It’s a file, not a directory. You can’t cd into a file…
When it doubt, it is better to ignore them than to merge them without understanding the potential impact.
I’m in tty, don’t have a live cd handy unless its a very old one.
Yes I can see it now.
so I want to copy the passwd- file to the passwd file, assuming it’s a backup.
Yes, that should get you back up and running.
But first, look at the contents.
Simply something like
cat /etc/passwd
cat /etc/passwd-
oops already done. We’ll reboot and see what happens.
Hope it worked… ![]()
Well, it started to reboot normally. lots of errors about failing network synchronaztion. then black screen.
Ctrl Alt f2 brought the sceen back. and I see that it stops at 'graphical interface,
Errors before that say over and over ‘Failed to start Authorization Manager’.
That’s the next issue…
Can you show the output of
cat /var/log/Xorg.0.log | eos-sendlog
That came back with https://0x0.st/HGHD.txt
I have the same problem. Updated fine. During update, got the warning about password.pacnew. Merged them, then broken system, cannot log in.
I did notice that using welcome v24-1 “Pacdiff & meld” the password.pacnew file only had one line in it. I thought that was strange but since I haven’t had my morning Tea yet I went for it.
Bad idea.
Pudge
Noticed when I went to merge that it was only going to be one line, so I decided to edit the passwd file and add the one line from passwd.pacnew to passwd. Rebooted and poured my 3rd mug of coffee.

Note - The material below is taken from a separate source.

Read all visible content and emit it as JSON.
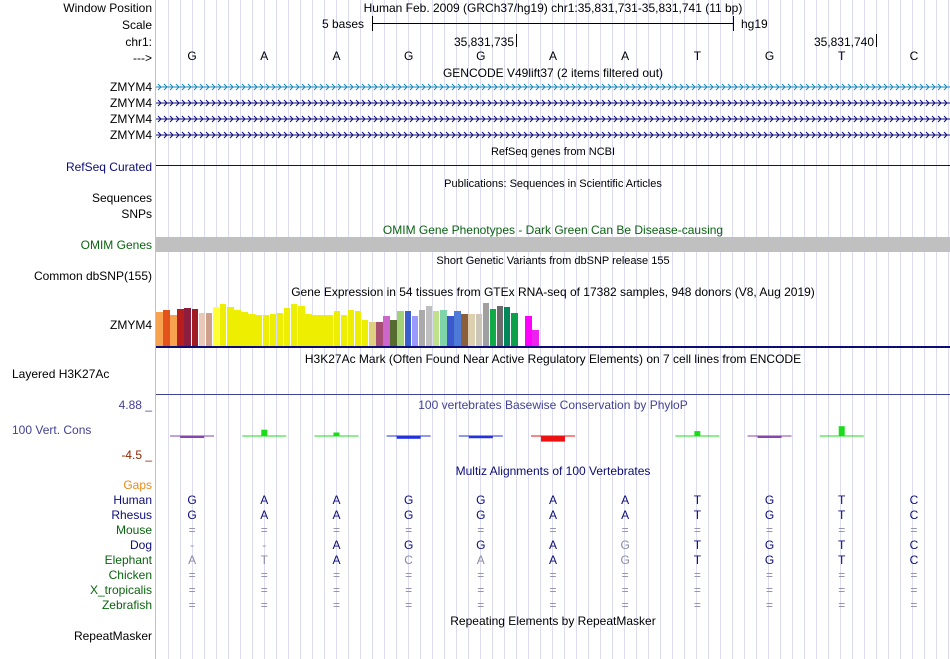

Push comes to shove, I can probably use a live CD to get into the system to back up a few things to a second memory stick. I have the most critical things backed up already. Rebuilding the system doesn’t take that long…
But I won’t do that until later in the day, have an appointment at 11:00.
On a working system, passwd- does have a copy of the passwd file.
On the borked system, passwd- has one line for root and nothing else.
In a TTY window as root tried
passwd my-user-name
It kindly told me my-user-name does not exist.
Any other suggestions I can try?
Pudge
I don’t hold a candle to you guys, but I did find this maybe this would help?
Take a look at your /etc/passwd and be sure you didn’t overwrite with a a one line file.
I have 3 nearly identical machines. Could I copy the etc/passwd file from one of the others to the borked one? Or too much damage already?